China's factory activity contracted for the fifth consecutive month in September, while the services sector experienced its first contraction since December. Despite efforts by policymakers to stimulate growth, the slowdown highlights mounting pressures on Beijing’s ability to meet its 2024 growth target.
China’s Factory Activity Declines for Fifth Month, Services Sector Slows as Stimulus Calls Grow
China's factory activity declined for the fifth month in September, while the services sector experienced a significant slowdown. With only three months remaining, additional stimulus may be required to achieve Beijing's 2024 growth target.
On September 30, the National Bureau of Statistics (NBS) published its purchasing managers' index (PMI), which increased from 49.1 in August to 49.8 in September. Although the index remains below the 50-point threshold that distinguishes growth from contraction, it surpasses the median forecast of 49.5 in a Reuterspoll. The reading was the highest in five months.

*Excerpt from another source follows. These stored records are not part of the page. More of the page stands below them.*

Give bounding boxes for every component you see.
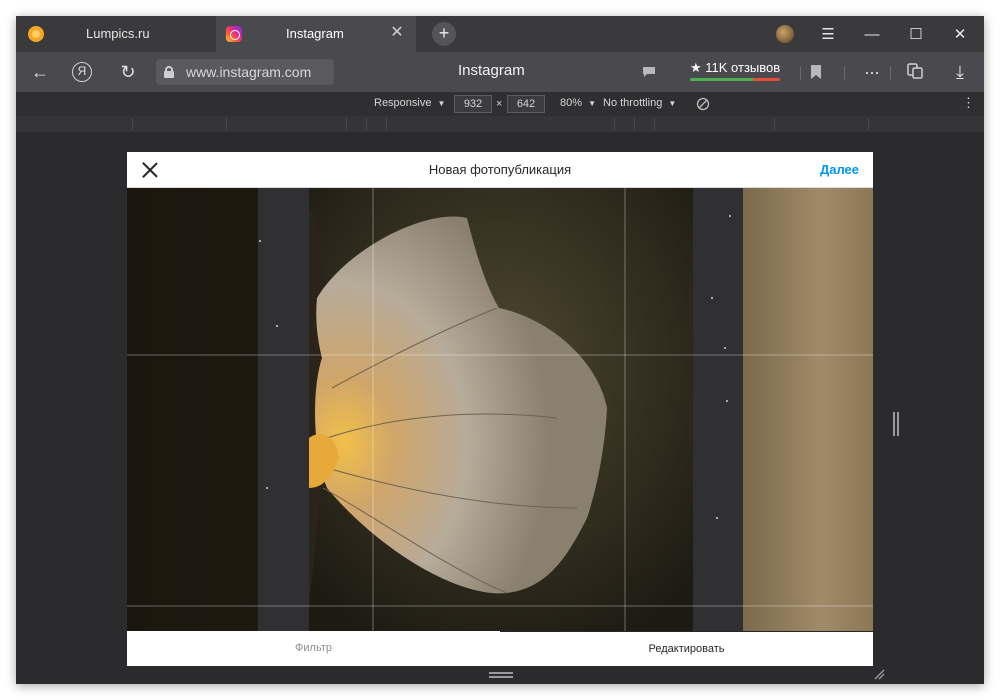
ruler-tick — [654, 118, 655, 130]
photo-crop-area[interactable] — [127, 188, 873, 631]
page-title: Instagram — [458, 62, 525, 79]
comment-icon[interactable] — [642, 66, 656, 78]
chevron-down-icon: ▼ — [437, 99, 446, 108]
yandex-icon[interactable]: Я — [72, 62, 92, 82]
reload-icon[interactable]: ↻ — [116, 60, 140, 84]
ruler-tick — [132, 118, 133, 130]
resize-handle-right[interactable] — [893, 412, 899, 436]
media-query-ruler[interactable] — [16, 116, 984, 132]
address-bar: ← Я ↻ www.instagram.com Instagram ★ 11K … — [16, 52, 984, 92]
rotate-icon[interactable] — [696, 97, 710, 111]
close-tab-icon[interactable]: ✕ — [388, 24, 406, 42]
resize-corner-icon[interactable] — [873, 668, 885, 680]
zoom-label: 80% — [560, 97, 583, 109]
close-window-button[interactable]: ✕ — [938, 16, 982, 52]
ruler-tick — [346, 118, 347, 130]
browser-window: Lumpics.ru Instagram ✕ + ☰ — ☐ ✕ ← Я ↻ w… — [16, 16, 984, 684]
modal-header: Новая фотопубликация Далее — [127, 152, 873, 188]
flower-photo — [127, 188, 873, 631]
ruler-tick — [774, 118, 775, 130]
ruler-tick — [868, 118, 869, 130]
profile-avatar[interactable] — [776, 25, 794, 43]
resize-handle-bottom[interactable] — [489, 672, 513, 678]
ruler-tick — [386, 118, 387, 130]
separator — [844, 66, 845, 80]
ruler-tick — [614, 118, 615, 130]
new-tab-button[interactable]: + — [432, 22, 456, 46]
tab-label: Lumpics.ru — [86, 26, 150, 41]
tab-label: Instagram — [286, 26, 344, 41]
ruler-tick — [366, 118, 367, 130]
instagram-icon — [226, 26, 242, 42]
reviews-badge[interactable]: ★ 11K отзывов — [688, 56, 782, 86]
tab-bar: Lumpics.ru Instagram ✕ + ☰ — ☐ ✕ — [16, 16, 984, 52]
separator — [890, 66, 891, 80]
device-select[interactable]: Responsive ▼ — [374, 97, 445, 109]
rating-bar — [690, 78, 780, 81]
next-button[interactable]: Далее — [820, 162, 859, 177]
height-input[interactable]: 642 — [507, 95, 545, 113]
url-field[interactable]: www.instagram.com — [156, 59, 334, 85]
devtools-toolbar: Responsive ▼ 932 × 642 80% ▼ No throttli… — [16, 92, 984, 116]
device-label: Responsive — [374, 97, 432, 109]
lock-icon — [164, 66, 174, 78]
back-icon[interactable]: ← — [28, 60, 52, 84]
bookmark-icon[interactable] — [811, 65, 821, 79]
zoom-select[interactable]: 80% ▼ — [560, 97, 596, 109]
tab-filter[interactable]: Фильтр — [127, 631, 500, 666]
throttling-select[interactable]: No throttling ▼ — [603, 97, 676, 109]
orange-circle-icon — [28, 26, 44, 42]
extensions-icon[interactable] — [906, 62, 924, 80]
modal-title: Новая фотопубликация — [428, 162, 572, 177]
new-post-modal: Новая фотопубликация Далее Фильтр Редакт… — [127, 152, 873, 666]
tab-lumpics[interactable]: Lumpics.ru — [16, 16, 216, 52]
reviews-label: ★ 11K отзывов — [690, 60, 781, 75]
ruler-tick — [634, 118, 635, 130]
tab-edit[interactable]: Редактировать — [500, 631, 873, 666]
device-viewport: Новая фотопубликация Далее Фильтр Редакт… — [111, 132, 899, 684]
more-options-icon[interactable]: ⋮ — [962, 95, 975, 111]
chevron-down-icon: ▼ — [668, 99, 677, 108]
times-sign: × — [496, 98, 503, 110]
throttling-label: No throttling — [603, 97, 663, 109]
more-icon[interactable]: ... — [860, 56, 884, 80]
url-text: www.instagram.com — [186, 64, 312, 80]
minimize-button[interactable]: — — [850, 16, 894, 52]
chevron-down-icon: ▼ — [588, 99, 597, 108]
width-input[interactable]: 932 — [454, 95, 492, 113]
menu-icon[interactable]: ☰ — [806, 16, 850, 52]
tab-instagram[interactable]: Instagram ✕ — [216, 16, 416, 52]
maximize-button[interactable]: ☐ — [894, 16, 938, 52]
ruler-tick — [226, 118, 227, 130]
download-icon[interactable]: ⤓ — [948, 60, 972, 84]
separator — [800, 66, 801, 80]
modal-footer: Фильтр Редактировать — [127, 631, 873, 666]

In conjunction with a downbeat private-sector Caixin survey published on September 30, the data demonstrated that China's sprawling manufacturing industry continues to irritate policymakers. They have acknowledged that the economy is confronted with "new problems" and have called for a more robust stimulus.
The central bank and the top financial regulator unveiled additional, comprehensive measures on September 29. One requested that banks reduce mortgage rates for existing home loans before October 31.
The nation's most aggressive stimulus program since the COVID-19 pandemic was also implemented by authorities last week.
China’s Services Sector Contracts for First Time Since December as Property Market Woes Deepen
The non-manufacturing PMI, which encompasses services and construction, fell to 50.0 in September from 50.3 in August, the lowest reading in 21 months.
The construction PMI increased from 50.6 in the previous month to 50.7, while the services PMI experienced its first contraction since December last year, falling to 49.9.
On September 26, Reuters reported that the 1 trillion yuan ($142.56 billion) scheduled to be raised through special bonds will be allocated to improving subsidies for a consumer goods replacement program and upgrading business equipment.
Reuters also reported that China intends to raise an additional 1 trillion yuan through a distinct special debt issuance to assist local governments in addressing their debt issues.
According to officials who stated last week, the program has already increased the sales of household appliances, home decoration products, and automobiles.
On September 30, the Caixin services PMI indicated that the sector's activity had decreased.
Property deterioration is impacting the broader economic recovery, prompting top leaders at a Politburo meeting last week to advocate for measures to halt the decline in the housing market.
Reuters reported on September 27 that Shanghai and Shenzhen, two megacities, intend to eliminate critical home purchase restrictions in the upcoming weeks. They will join a lengthy list of smaller cities already implementing this measure.
According to analysts, the stimulus and a new fiscal package of approximately 2 trillion yuan are anticipated to be sufficient to achieve growth by the "around 5%" objective. However, the country must still address the challenges of weak demand and an increasingly hostile global trade environment.